One recent crystal clear example shows us how this actually works. The reputable Tom's Hardware tech site revealed this week how Google's Bard used data that could only have come from testing done by the Tom's Hardware team to answer a question about the comparative performance of computer chips. It even tried to take credit for conducting the actual back-to-back testing process.

Bard did at least apologise when questioned on its sources. That's one thing about these AIs... if you interrogate them further, they often spill the beans in a way that leaves their own actions looking a bit 2nd rate.

But to bang an old drum, that's a company with a market cap of Jupiter stealing the in-depth research and testing work that a site such as Tom's Hardware (owned by Future) needs to do to keep its place in a hotly-contested part of the publishing market. To rub salt in the wounds, Bard didn't just pinch it, it tried to say it was its own research. Imagine if they try it with, say, a Taylor Swift song, or Coke's mysterious 7X, or a rival search engine's algorithm.

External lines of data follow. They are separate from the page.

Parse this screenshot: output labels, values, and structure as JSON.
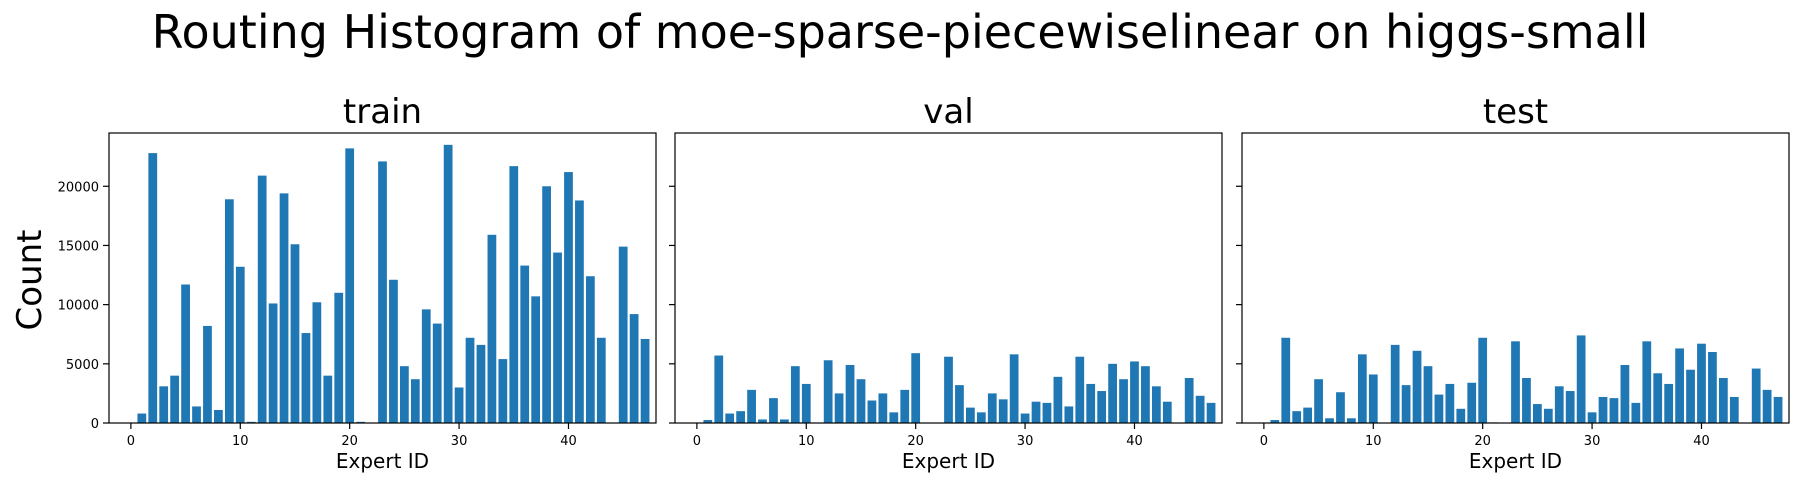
{
  "figure": {
    "title": "Routing Histogram of moe-sparse-piecewiselinear on higgs-small",
    "ylabel": "Count",
    "bar_color": "#1f77b4"
  },
  "chart_data": [
    {
      "type": "bar",
      "title": "train",
      "xlabel": "Expert ID",
      "ylabel": "Count",
      "xlim": [
        -2,
        48
      ],
      "ylim": [
        0,
        24500
      ],
      "xticks": [
        0,
        10,
        20,
        30,
        40
      ],
      "yticks": [
        0,
        5000,
        10000,
        15000,
        20000
      ],
      "ytick_labels": [
        "0",
        "5000",
        "10000",
        "15000",
        "20000"
      ],
      "categories": [
        0,
        1,
        2,
        3,
        4,
        5,
        6,
        7,
        8,
        9,
        10,
        11,
        12,
        13,
        14,
        15,
        16,
        17,
        18,
        19,
        20,
        21,
        22,
        23,
        24,
        25,
        26,
        27,
        28,
        29,
        30,
        31,
        32,
        33,
        34,
        35,
        36,
        37,
        38,
        39,
        40,
        41,
        42,
        43,
        44,
        45,
        46,
        47
      ],
      "values": [
        0,
        800,
        22800,
        3100,
        4000,
        11700,
        1400,
        8200,
        1100,
        18900,
        13200,
        100,
        20900,
        10100,
        19400,
        15100,
        7600,
        10200,
        4000,
        11000,
        23200,
        100,
        0,
        22100,
        12100,
        4800,
        3700,
        9600,
        8400,
        23500,
        3000,
        7200,
        6600,
        15900,
        5400,
        21700,
        13300,
        10700,
        20000,
        14400,
        21200,
        18800,
        12400,
        7200,
        0,
        14900,
        9200,
        7100
      ]
    },
    {
      "type": "bar",
      "title": "val",
      "xlabel": "Expert ID",
      "ylabel": "",
      "xlim": [
        -2,
        48
      ],
      "ylim": [
        0,
        24500
      ],
      "xticks": [
        0,
        10,
        20,
        30,
        40
      ],
      "yticks": [
        0,
        5000,
        10000,
        15000,
        20000
      ],
      "ytick_labels": [],
      "categories": [
        0,
        1,
        2,
        3,
        4,
        5,
        6,
        7,
        8,
        9,
        10,
        11,
        12,
        13,
        14,
        15,
        16,
        17,
        18,
        19,
        20,
        21,
        22,
        23,
        24,
        25,
        26,
        27,
        28,
        29,
        30,
        31,
        32,
        33,
        34,
        35,
        36,
        37,
        38,
        39,
        40,
        41,
        42,
        43,
        44,
        45,
        46,
        47
      ],
      "values": [
        0,
        250,
        5700,
        800,
        1000,
        2800,
        300,
        2100,
        300,
        4800,
        3300,
        0,
        5300,
        2500,
        4900,
        3700,
        1900,
        2500,
        900,
        2800,
        5900,
        0,
        0,
        5600,
        3200,
        1300,
        900,
        2500,
        2000,
        5800,
        800,
        1800,
        1700,
        3900,
        1400,
        5600,
        3300,
        2700,
        5000,
        3700,
        5200,
        4800,
        3100,
        1800,
        0,
        3800,
        2300,
        1700
      ]
    },
    {
      "type": "bar",
      "title": "test",
      "xlabel": "Expert ID",
      "ylabel": "",
      "xlim": [
        -2,
        48
      ],
      "ylim": [
        0,
        24500
      ],
      "xticks": [
        0,
        10,
        20,
        30,
        40
      ],
      "yticks": [
        0,
        5000,
        10000,
        15000,
        20000
      ],
      "ytick_labels": [],
      "categories": [
        0,
        1,
        2,
        3,
        4,
        5,
        6,
        7,
        8,
        9,
        10,
        11,
        12,
        13,
        14,
        15,
        16,
        17,
        18,
        19,
        20,
        21,
        22,
        23,
        24,
        25,
        26,
        27,
        28,
        29,
        30,
        31,
        32,
        33,
        34,
        35,
        36,
        37,
        38,
        39,
        40,
        41,
        42,
        43,
        44,
        45,
        46,
        47
      ],
      "values": [
        0,
        250,
        7200,
        1000,
        1300,
        3700,
        400,
        2600,
        400,
        5800,
        4100,
        0,
        6600,
        3200,
        6100,
        4800,
        2400,
        3300,
        1200,
        3400,
        7200,
        50,
        0,
        6900,
        3800,
        1600,
        1200,
        3100,
        2700,
        7400,
        900,
        2200,
        2100,
        4900,
        1700,
        6900,
        4200,
        3300,
        6300,
        4500,
        6700,
        6000,
        3800,
        2200,
        0,
        4600,
        2800,
        2200
      ]
    }
  ]
}
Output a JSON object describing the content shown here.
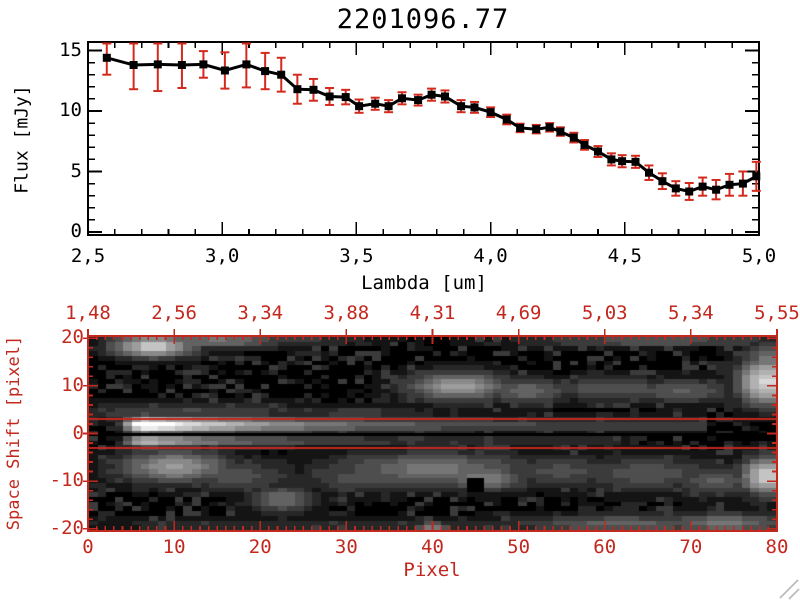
{
  "window": {
    "background": "#ffffff",
    "resize_grip_color": "#b8b8b8"
  },
  "chart_data": [
    {
      "type": "line",
      "title": "2201096.77",
      "xlabel": "Lambda [um]",
      "ylabel": "Flux [mJy]",
      "xlim": [
        2.5,
        5.0
      ],
      "ylim": [
        0,
        15.8
      ],
      "xticks": [
        2.5,
        3.0,
        3.5,
        4.0,
        4.5,
        5.0
      ],
      "xtick_labels": [
        "2,5",
        "3,0",
        "3,5",
        "4,0",
        "4,5",
        "5,0"
      ],
      "yticks": [
        0,
        5,
        10,
        15
      ],
      "ytick_labels": [
        "0",
        "5",
        "10",
        "15"
      ],
      "x_minor_step": 0.1,
      "y_minor_step": 1,
      "grid": false,
      "marker": "square",
      "line_color": "#000000",
      "marker_color": "#000000",
      "error_color": "#d42a1e",
      "x": [
        2.57,
        2.67,
        2.76,
        2.85,
        2.93,
        3.01,
        3.09,
        3.16,
        3.22,
        3.28,
        3.34,
        3.4,
        3.46,
        3.51,
        3.57,
        3.62,
        3.67,
        3.73,
        3.78,
        3.83,
        3.89,
        3.94,
        4.0,
        4.06,
        4.11,
        4.17,
        4.22,
        4.26,
        4.31,
        4.35,
        4.4,
        4.45,
        4.49,
        4.54,
        4.59,
        4.64,
        4.69,
        4.74,
        4.79,
        4.84,
        4.89,
        4.94,
        4.99
      ],
      "y": [
        14.4,
        13.8,
        13.85,
        13.8,
        13.85,
        13.35,
        13.85,
        13.3,
        13.0,
        11.8,
        11.75,
        11.2,
        11.15,
        10.4,
        10.6,
        10.4,
        11.05,
        10.9,
        11.35,
        11.2,
        10.4,
        10.3,
        9.9,
        9.3,
        8.6,
        8.5,
        8.65,
        8.3,
        7.8,
        7.2,
        6.65,
        6.0,
        5.85,
        5.8,
        4.9,
        4.2,
        3.6,
        3.35,
        3.75,
        3.5,
        3.9,
        4.0,
        4.6
      ],
      "yerr": [
        1.4,
        2.0,
        2.2,
        1.9,
        1.1,
        1.5,
        1.9,
        1.5,
        1.4,
        1.2,
        0.9,
        0.7,
        0.6,
        0.55,
        0.5,
        0.5,
        0.5,
        0.45,
        0.5,
        0.5,
        0.5,
        0.45,
        0.4,
        0.4,
        0.35,
        0.35,
        0.35,
        0.35,
        0.4,
        0.4,
        0.45,
        0.5,
        0.5,
        0.5,
        0.6,
        0.65,
        0.6,
        0.7,
        0.75,
        0.8,
        0.9,
        1.0,
        1.2
      ]
    },
    {
      "type": "heatmap",
      "xlabel": "Pixel",
      "ylabel": "Space Shift [pixel]",
      "top_axis_labels": [
        "1,48",
        "2,56",
        "3,34",
        "3,88",
        "4,31",
        "4,69",
        "5,03",
        "5,34",
        "5,55"
      ],
      "xlim": [
        0,
        80
      ],
      "ylim": [
        -20.5,
        20.5
      ],
      "xticks": [
        0,
        10,
        20,
        30,
        40,
        50,
        60,
        70,
        80
      ],
      "yticks": [
        20,
        10,
        0,
        -10,
        -20
      ],
      "ytick_labels": [
        "20",
        "10",
        "0",
        "-10",
        "-20"
      ],
      "axis_color": "#c3281e",
      "background": "#000000",
      "grid_cols": 80,
      "grid_rows": 41,
      "levels": 13,
      "overlay": {
        "red_lines_s": [
          3,
          -3
        ],
        "black_line_s": 0
      },
      "features": {
        "streaks": [
          {
            "s": 1.8,
            "sigma": 1.3,
            "x0": 3,
            "x1": 72,
            "base": 0.22,
            "amp": 0.95,
            "decay": 16
          },
          {
            "s": -1.6,
            "sigma": 1.0,
            "x0": 3,
            "x1": 62,
            "base": 0.14,
            "amp": 0.65,
            "decay": 13
          }
        ],
        "blobs": [
          [
            7.5,
            18.5,
            3.5,
            1.7,
            0.8
          ],
          [
            15,
            19.6,
            6,
            1.2,
            0.45
          ],
          [
            24,
            19.8,
            7,
            1.0,
            0.22
          ],
          [
            12,
            4.6,
            11,
            1.6,
            0.28
          ],
          [
            31,
            4.4,
            7,
            1.3,
            0.22
          ],
          [
            43,
            10,
            4.5,
            2.3,
            0.62
          ],
          [
            51,
            9,
            4,
            2.0,
            0.4
          ],
          [
            61,
            9.5,
            6,
            1.8,
            0.36
          ],
          [
            69,
            9,
            5,
            2.0,
            0.35
          ],
          [
            79,
            11,
            2.6,
            3.6,
            0.85
          ],
          [
            66,
            19.6,
            12,
            1.1,
            0.33
          ],
          [
            79,
            16,
            2.0,
            2.5,
            0.45
          ],
          [
            10,
            -7,
            5,
            2.6,
            0.58
          ],
          [
            17,
            -9,
            5,
            2.4,
            0.33
          ],
          [
            22.5,
            -14,
            3,
            2.2,
            0.42
          ],
          [
            40,
            -7.5,
            9,
            2.8,
            0.45
          ],
          [
            46,
            -9.5,
            4,
            2.0,
            0.5
          ],
          [
            33,
            -9.5,
            6,
            2.3,
            0.33
          ],
          [
            55,
            -8,
            6,
            2.5,
            0.3
          ],
          [
            65,
            -8.5,
            7,
            2.8,
            0.32
          ],
          [
            73,
            -10,
            4,
            2.5,
            0.35
          ],
          [
            79,
            -9,
            2.3,
            3.0,
            0.8
          ],
          [
            30,
            -19.5,
            25,
            1.3,
            0.2
          ],
          [
            62,
            -19.2,
            10,
            1.5,
            0.38
          ],
          [
            74,
            -19,
            6,
            1.6,
            0.45
          ],
          [
            40,
            -20,
            1.5,
            1.0,
            0.5
          ]
        ],
        "holes": [
          [
            45,
            -11
          ],
          [
            72,
            17.5
          ]
        ]
      },
      "noise": {
        "seed": 77,
        "p_black": 0.52,
        "scale": 0.5
      }
    }
  ]
}
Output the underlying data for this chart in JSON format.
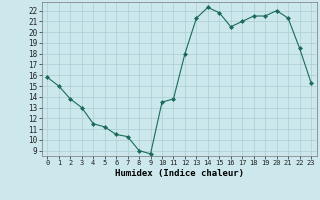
{
  "x": [
    0,
    1,
    2,
    3,
    4,
    5,
    6,
    7,
    8,
    9,
    10,
    11,
    12,
    13,
    14,
    15,
    16,
    17,
    18,
    19,
    20,
    21,
    22,
    23
  ],
  "y": [
    15.8,
    15.0,
    13.8,
    13.0,
    11.5,
    11.2,
    10.5,
    10.3,
    9.0,
    8.7,
    13.5,
    13.8,
    18.0,
    21.3,
    22.3,
    21.8,
    20.5,
    21.0,
    21.5,
    21.5,
    22.0,
    21.3,
    18.5,
    15.3
  ],
  "line_color": "#1a6b5a",
  "marker": "D",
  "marker_size": 2.0,
  "bg_color": "#cce8ec",
  "grid_color": "#aacdd4",
  "xlabel": "Humidex (Indice chaleur)",
  "ylabel_ticks": [
    9,
    10,
    11,
    12,
    13,
    14,
    15,
    16,
    17,
    18,
    19,
    20,
    21,
    22
  ],
  "ylim": [
    8.5,
    22.8
  ],
  "xlim": [
    -0.5,
    23.5
  ]
}
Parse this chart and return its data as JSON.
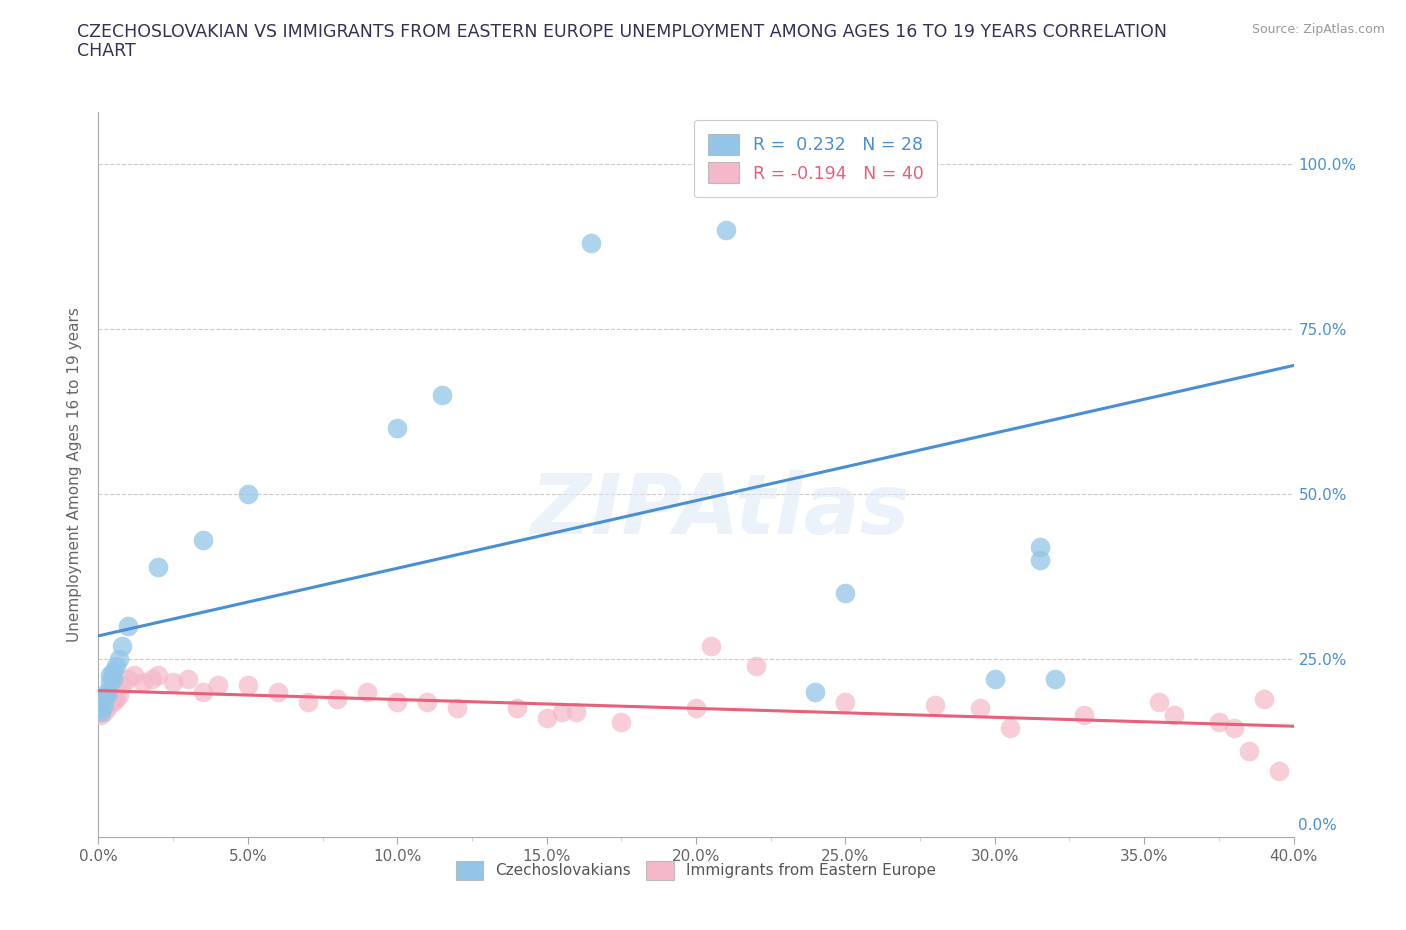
{
  "title_line1": "CZECHOSLOVAKIAN VS IMMIGRANTS FROM EASTERN EUROPE UNEMPLOYMENT AMONG AGES 16 TO 19 YEARS CORRELATION",
  "title_line2": "CHART",
  "source_text": "Source: ZipAtlas.com",
  "ylabel": "Unemployment Among Ages 16 to 19 years",
  "xlim": [
    0.0,
    0.4
  ],
  "ylim": [
    -0.02,
    1.08
  ],
  "xtick_labels": [
    "0.0%",
    "",
    "5.0%",
    "",
    "10.0%",
    "",
    "15.0%",
    "",
    "20.0%",
    "",
    "25.0%",
    "",
    "30.0%",
    "",
    "35.0%",
    "",
    "40.0%"
  ],
  "xtick_values": [
    0.0,
    0.025,
    0.05,
    0.075,
    0.1,
    0.125,
    0.15,
    0.175,
    0.2,
    0.225,
    0.25,
    0.275,
    0.3,
    0.325,
    0.35,
    0.375,
    0.4
  ],
  "ytick_labels": [
    "25.0%",
    "50.0%",
    "75.0%",
    "100.0%"
  ],
  "ytick_values": [
    0.25,
    0.5,
    0.75,
    1.0
  ],
  "blue_color": "#92C5E8",
  "pink_color": "#F5B8C8",
  "blue_line_color": "#4A8FD4",
  "pink_line_color": "#E8607A",
  "blue_line_x0": 0.0,
  "blue_line_y0": 0.285,
  "blue_line_x1": 0.4,
  "blue_line_y1": 0.695,
  "pink_line_x0": 0.0,
  "pink_line_y0": 0.202,
  "pink_line_x1": 0.4,
  "pink_line_y1": 0.148,
  "watermark": "ZIPAtlas",
  "blue_scatter_x": [
    0.001,
    0.001,
    0.001,
    0.002,
    0.002,
    0.003,
    0.003,
    0.004,
    0.004,
    0.005,
    0.005,
    0.006,
    0.007,
    0.008,
    0.01,
    0.02,
    0.035,
    0.05,
    0.1,
    0.115,
    0.165,
    0.21,
    0.24,
    0.25,
    0.3,
    0.315,
    0.315,
    0.32
  ],
  "blue_scatter_y": [
    0.17,
    0.175,
    0.18,
    0.18,
    0.19,
    0.195,
    0.2,
    0.215,
    0.225,
    0.22,
    0.23,
    0.24,
    0.25,
    0.27,
    0.3,
    0.39,
    0.43,
    0.5,
    0.6,
    0.65,
    0.88,
    0.9,
    0.2,
    0.35,
    0.22,
    0.4,
    0.42,
    0.22
  ],
  "pink_scatter_x": [
    0.001,
    0.001,
    0.001,
    0.002,
    0.002,
    0.003,
    0.003,
    0.004,
    0.005,
    0.005,
    0.006,
    0.007,
    0.008,
    0.01,
    0.012,
    0.015,
    0.018,
    0.02,
    0.025,
    0.03,
    0.035,
    0.04,
    0.05,
    0.06,
    0.07,
    0.08,
    0.09,
    0.1,
    0.11,
    0.12,
    0.14,
    0.15,
    0.155,
    0.16,
    0.175,
    0.2,
    0.205,
    0.22,
    0.25,
    0.28,
    0.295,
    0.305,
    0.33,
    0.355,
    0.36,
    0.375,
    0.38,
    0.385,
    0.39,
    0.395
  ],
  "pink_scatter_y": [
    0.165,
    0.17,
    0.175,
    0.17,
    0.18,
    0.175,
    0.185,
    0.185,
    0.185,
    0.19,
    0.19,
    0.195,
    0.21,
    0.22,
    0.225,
    0.215,
    0.22,
    0.225,
    0.215,
    0.22,
    0.2,
    0.21,
    0.21,
    0.2,
    0.185,
    0.19,
    0.2,
    0.185,
    0.185,
    0.175,
    0.175,
    0.16,
    0.17,
    0.17,
    0.155,
    0.175,
    0.27,
    0.24,
    0.185,
    0.18,
    0.175,
    0.145,
    0.165,
    0.185,
    0.165,
    0.155,
    0.145,
    0.11,
    0.19,
    0.08
  ]
}
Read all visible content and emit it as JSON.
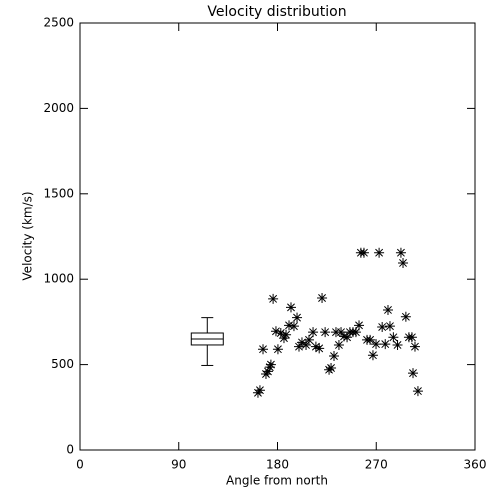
{
  "chart_data": {
    "type": "scatter",
    "title": "Velocity distribution",
    "x_label": "Angle from north",
    "y_label": "Velocity (km/s)",
    "xlim": [
      0,
      360
    ],
    "ylim": [
      0,
      2500
    ],
    "xticks": [
      0,
      90,
      180,
      270,
      360
    ],
    "yticks": [
      0,
      500,
      1000,
      1500,
      2000,
      2500
    ],
    "color": "#000000",
    "x": [
      162.2,
      164,
      166.8,
      169.5,
      171.3,
      173,
      174,
      176,
      178.6,
      180.4,
      183,
      185.9,
      187.8,
      190.5,
      192.3,
      195,
      197.8,
      199.6,
      202.3,
      206,
      208.7,
      212.4,
      215,
      218,
      220.6,
      223.4,
      227,
      228.8,
      231.5,
      233.3,
      236,
      237.9,
      240.6,
      243.4,
      246,
      248.8,
      251.5,
      254.3,
      256,
      258.8,
      261.6,
      264.4,
      267,
      269.8,
      272.6,
      275.4,
      278.2,
      280.7,
      282.5,
      285.6,
      289.4,
      292.5,
      294.4,
      297,
      299.8,
      302.5,
      303.5,
      305.3,
      308
    ],
    "y": [
      335,
      350,
      590,
      445,
      460,
      485,
      500,
      885,
      695,
      590,
      685,
      655,
      675,
      730,
      835,
      725,
      775,
      605,
      630,
      615,
      645,
      690,
      605,
      595,
      890,
      690,
      470,
      480,
      550,
      690,
      615,
      690,
      665,
      660,
      690,
      690,
      690,
      730,
      1155,
      1155,
      645,
      645,
      555,
      620,
      1155,
      720,
      620,
      820,
      725,
      660,
      615,
      1155,
      1095,
      780,
      660,
      660,
      450,
      605,
      345
    ],
    "box": {
      "x": 116,
      "whislo": 495,
      "q1": 615,
      "med": 650,
      "q3": 685,
      "whishi": 775
    }
  }
}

The tech wizards in line for the billions say it's called "training" and we shouldn't be upset about it. In that case, anyone want to let me train moving money out of their wallet?

We know that a number of larger publishers and content producers are now addressing the use of their content for such systems and training.

"We have valuable content that’s being used constantly to generate revenue for others off the backs of investments that we make, that requires real human work, and that has to be compensated,” Danielle Coffey, executive vice president and general counsel of the News Media Alliance in the US, told the Wall Street Journal this week.

The same report indicated that Reddit has discussed the use of its content in AI training with Microsoft. Lucky Reddit.

At the same time as this is happening, we're all aware of various publishers looking at generative AI to assist them in reducing costs. That is entirely understandable, and it is supremely likely that such systems will find a place in the production of some content very quickly.

It does however, offer the prospect of Content Cannibalism does it not? Eating our own words. Or images. Or video. Or in-depth CPU test results. Even in the very broadest sense of content going into a giant training vat for the AI to sieve out and give back to us in the form of enhanced predictive text, the finer the content grade is, the more obvious the derivation will be.

Even as deals for content use are thrashed out with tech giants by various national governments anxious to keep some kind of free and functional media, publishers need to see the value of their content to this newly accessible technology and push for a good deal with the generative AI big dogs before they have to fight the same battle again.

Let's not be left holding a box of soggy matches when it was us who helped light the touchpaper.